3. (No code) Write in the white text area:
a. Write the equation from the model , filling in the parameters w, b
b. Is there a strong relationship between horsepower and mpg?
c. Is it a positive or negative correlation?
d. Comment on the RSE, R^2, and F-statistic
e. Comment on the MSE
4. Plot train$mpg~train$horsepower and draw a blue abline(). Comment on how well the data fits the line. Predict mpg for horsepower of 98. Comment on the predicted value given the graph you created.
5. Test on the test data using the predict function. Find the correlation between the predicted values and the mpg values in the test data. Comment on the results. Calculate the mse on the test results. Compare this to the mse for the training data.
6. Plot the linear model in a 2x2 arrangement. Do you see evidence of non-linearity from the residuals?
7. Create a second linear model with log(mpg) predicted by horsepower. Compare the summary statistic R^2 of the two models.
8. Plot the function with an abline(). Comment on how well the line fits the data.
9. Predict on the test data using lm2. Find the correlation of the predictions and log() of test mpg. Compare this correlation with the correlation you got for lm1. Calculate the MSE for the test data on lm2 and compare to lm1.
10. Plot the second linear model in a 2x2 arrangement. How does it compare to the first set of graphs?
Problem 2: Multiple Linear Regression
1. Produce a scatterplot matrix which includes all the variables in the data set using the command “pairs(Auto)”. List any possible correlations that you observe, listing positive and negative correlations separately, with at least 3 in each category.

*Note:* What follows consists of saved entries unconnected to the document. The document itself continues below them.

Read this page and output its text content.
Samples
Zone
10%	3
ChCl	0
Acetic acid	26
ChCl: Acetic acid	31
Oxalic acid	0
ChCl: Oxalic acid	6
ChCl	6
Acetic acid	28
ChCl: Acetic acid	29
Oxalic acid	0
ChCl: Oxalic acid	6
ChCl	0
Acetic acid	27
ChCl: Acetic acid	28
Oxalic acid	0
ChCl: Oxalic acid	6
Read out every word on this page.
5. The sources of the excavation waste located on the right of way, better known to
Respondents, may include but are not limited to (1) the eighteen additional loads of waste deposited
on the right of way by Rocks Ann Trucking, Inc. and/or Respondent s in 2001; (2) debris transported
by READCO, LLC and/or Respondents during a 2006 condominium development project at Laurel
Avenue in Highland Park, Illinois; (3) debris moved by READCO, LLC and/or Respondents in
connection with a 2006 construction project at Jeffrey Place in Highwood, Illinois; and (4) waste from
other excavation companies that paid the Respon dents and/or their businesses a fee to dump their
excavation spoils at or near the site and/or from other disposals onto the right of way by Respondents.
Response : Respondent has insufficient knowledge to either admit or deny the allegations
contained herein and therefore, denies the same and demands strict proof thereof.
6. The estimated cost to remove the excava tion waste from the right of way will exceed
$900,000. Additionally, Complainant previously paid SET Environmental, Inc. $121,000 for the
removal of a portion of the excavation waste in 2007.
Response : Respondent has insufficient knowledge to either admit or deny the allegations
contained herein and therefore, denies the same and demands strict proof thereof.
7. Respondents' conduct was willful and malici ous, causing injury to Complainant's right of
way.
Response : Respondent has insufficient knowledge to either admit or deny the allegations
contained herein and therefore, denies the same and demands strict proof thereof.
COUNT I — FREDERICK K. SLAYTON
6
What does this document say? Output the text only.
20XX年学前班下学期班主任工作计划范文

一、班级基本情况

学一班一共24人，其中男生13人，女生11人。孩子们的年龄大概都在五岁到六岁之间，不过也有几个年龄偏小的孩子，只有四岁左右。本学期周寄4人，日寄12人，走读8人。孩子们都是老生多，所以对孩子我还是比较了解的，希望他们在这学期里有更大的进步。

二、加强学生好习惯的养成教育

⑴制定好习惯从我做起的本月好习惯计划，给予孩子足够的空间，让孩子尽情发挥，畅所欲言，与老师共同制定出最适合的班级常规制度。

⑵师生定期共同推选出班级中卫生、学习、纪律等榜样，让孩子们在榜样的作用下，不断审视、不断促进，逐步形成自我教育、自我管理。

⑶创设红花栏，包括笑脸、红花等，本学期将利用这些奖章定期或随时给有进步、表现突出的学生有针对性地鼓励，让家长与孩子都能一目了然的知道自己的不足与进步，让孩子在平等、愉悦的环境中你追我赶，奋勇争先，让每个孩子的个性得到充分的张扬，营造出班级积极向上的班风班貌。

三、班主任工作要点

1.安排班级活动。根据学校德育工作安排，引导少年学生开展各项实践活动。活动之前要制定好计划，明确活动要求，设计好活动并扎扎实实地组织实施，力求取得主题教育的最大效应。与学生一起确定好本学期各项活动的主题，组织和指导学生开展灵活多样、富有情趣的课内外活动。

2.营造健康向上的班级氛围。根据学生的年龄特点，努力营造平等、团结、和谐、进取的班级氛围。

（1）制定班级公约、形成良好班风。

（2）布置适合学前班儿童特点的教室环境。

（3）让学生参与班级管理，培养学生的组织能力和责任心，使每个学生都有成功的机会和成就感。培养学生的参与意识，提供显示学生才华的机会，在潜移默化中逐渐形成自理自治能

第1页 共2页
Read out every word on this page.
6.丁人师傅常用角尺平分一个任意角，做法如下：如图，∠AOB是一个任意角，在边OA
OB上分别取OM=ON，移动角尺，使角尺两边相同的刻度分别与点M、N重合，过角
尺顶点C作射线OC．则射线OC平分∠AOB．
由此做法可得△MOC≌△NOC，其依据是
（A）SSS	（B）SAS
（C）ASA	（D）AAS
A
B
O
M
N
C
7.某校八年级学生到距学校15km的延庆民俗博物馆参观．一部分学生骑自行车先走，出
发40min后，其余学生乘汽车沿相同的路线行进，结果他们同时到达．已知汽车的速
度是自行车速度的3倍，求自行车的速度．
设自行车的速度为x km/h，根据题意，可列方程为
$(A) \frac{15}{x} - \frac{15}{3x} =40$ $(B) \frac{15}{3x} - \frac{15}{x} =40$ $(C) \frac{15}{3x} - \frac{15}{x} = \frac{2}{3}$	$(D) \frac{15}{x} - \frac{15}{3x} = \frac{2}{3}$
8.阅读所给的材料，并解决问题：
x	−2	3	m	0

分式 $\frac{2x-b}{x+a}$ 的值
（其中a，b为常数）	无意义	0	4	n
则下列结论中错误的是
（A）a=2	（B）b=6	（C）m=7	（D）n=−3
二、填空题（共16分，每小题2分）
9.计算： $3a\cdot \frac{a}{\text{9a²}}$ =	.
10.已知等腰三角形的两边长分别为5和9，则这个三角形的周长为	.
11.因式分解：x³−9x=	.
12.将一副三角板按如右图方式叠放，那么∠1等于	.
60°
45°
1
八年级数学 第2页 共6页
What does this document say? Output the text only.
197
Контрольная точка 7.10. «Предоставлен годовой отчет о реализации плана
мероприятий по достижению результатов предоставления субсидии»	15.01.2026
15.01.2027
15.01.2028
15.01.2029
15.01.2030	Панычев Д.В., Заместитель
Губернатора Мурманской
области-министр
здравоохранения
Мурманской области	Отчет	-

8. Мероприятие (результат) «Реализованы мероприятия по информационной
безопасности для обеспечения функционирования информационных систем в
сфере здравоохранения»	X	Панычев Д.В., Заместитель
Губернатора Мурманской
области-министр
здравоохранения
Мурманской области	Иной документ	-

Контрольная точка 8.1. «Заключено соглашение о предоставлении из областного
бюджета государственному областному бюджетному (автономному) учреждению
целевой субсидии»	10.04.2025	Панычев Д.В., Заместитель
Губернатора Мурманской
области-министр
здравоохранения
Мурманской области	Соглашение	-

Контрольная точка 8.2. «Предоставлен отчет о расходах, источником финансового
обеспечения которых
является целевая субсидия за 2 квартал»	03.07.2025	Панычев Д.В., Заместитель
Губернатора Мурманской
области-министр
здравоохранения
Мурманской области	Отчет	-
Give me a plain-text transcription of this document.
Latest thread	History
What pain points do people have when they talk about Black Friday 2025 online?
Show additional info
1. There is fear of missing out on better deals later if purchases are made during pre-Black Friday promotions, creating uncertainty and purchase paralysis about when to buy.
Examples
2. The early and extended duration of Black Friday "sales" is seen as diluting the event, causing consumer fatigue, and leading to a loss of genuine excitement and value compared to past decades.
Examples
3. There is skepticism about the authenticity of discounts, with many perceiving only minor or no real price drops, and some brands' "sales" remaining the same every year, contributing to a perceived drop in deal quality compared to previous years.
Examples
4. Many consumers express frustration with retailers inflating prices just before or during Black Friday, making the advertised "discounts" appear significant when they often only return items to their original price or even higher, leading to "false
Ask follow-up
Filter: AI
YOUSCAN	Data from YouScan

2. Display the matrix of correlations between the variables using function cor(). You should exclude the “name” variable since is it qualitative. Write the two strongest positive correlations and their values in the text area. Write the two strongest negative correlations and their values in the text area.
3. Convert the origin variable to a factor. Use the lm() function to perform multiple linear regression with mpg as the response and all other variables except name as predictors. Use the summary() function to print the results. Which predictors appear to have a statistically significant relationship to the response?
4. Use the plot() function to produce diagnostic plots of the linear regression fit. Comment on any problems you see with the fit. Are there any leverage points? Display a row from the data set that seems to be a leverage point.
5. Use the * and + symbols to fit linear regression models with interaction effects, choosing whatever variables you think might get better results than your model in step 3 above. Compare the summaries of the two models, particularly R^2. Run anova() on the two models to see if your second model outperformed the previous one.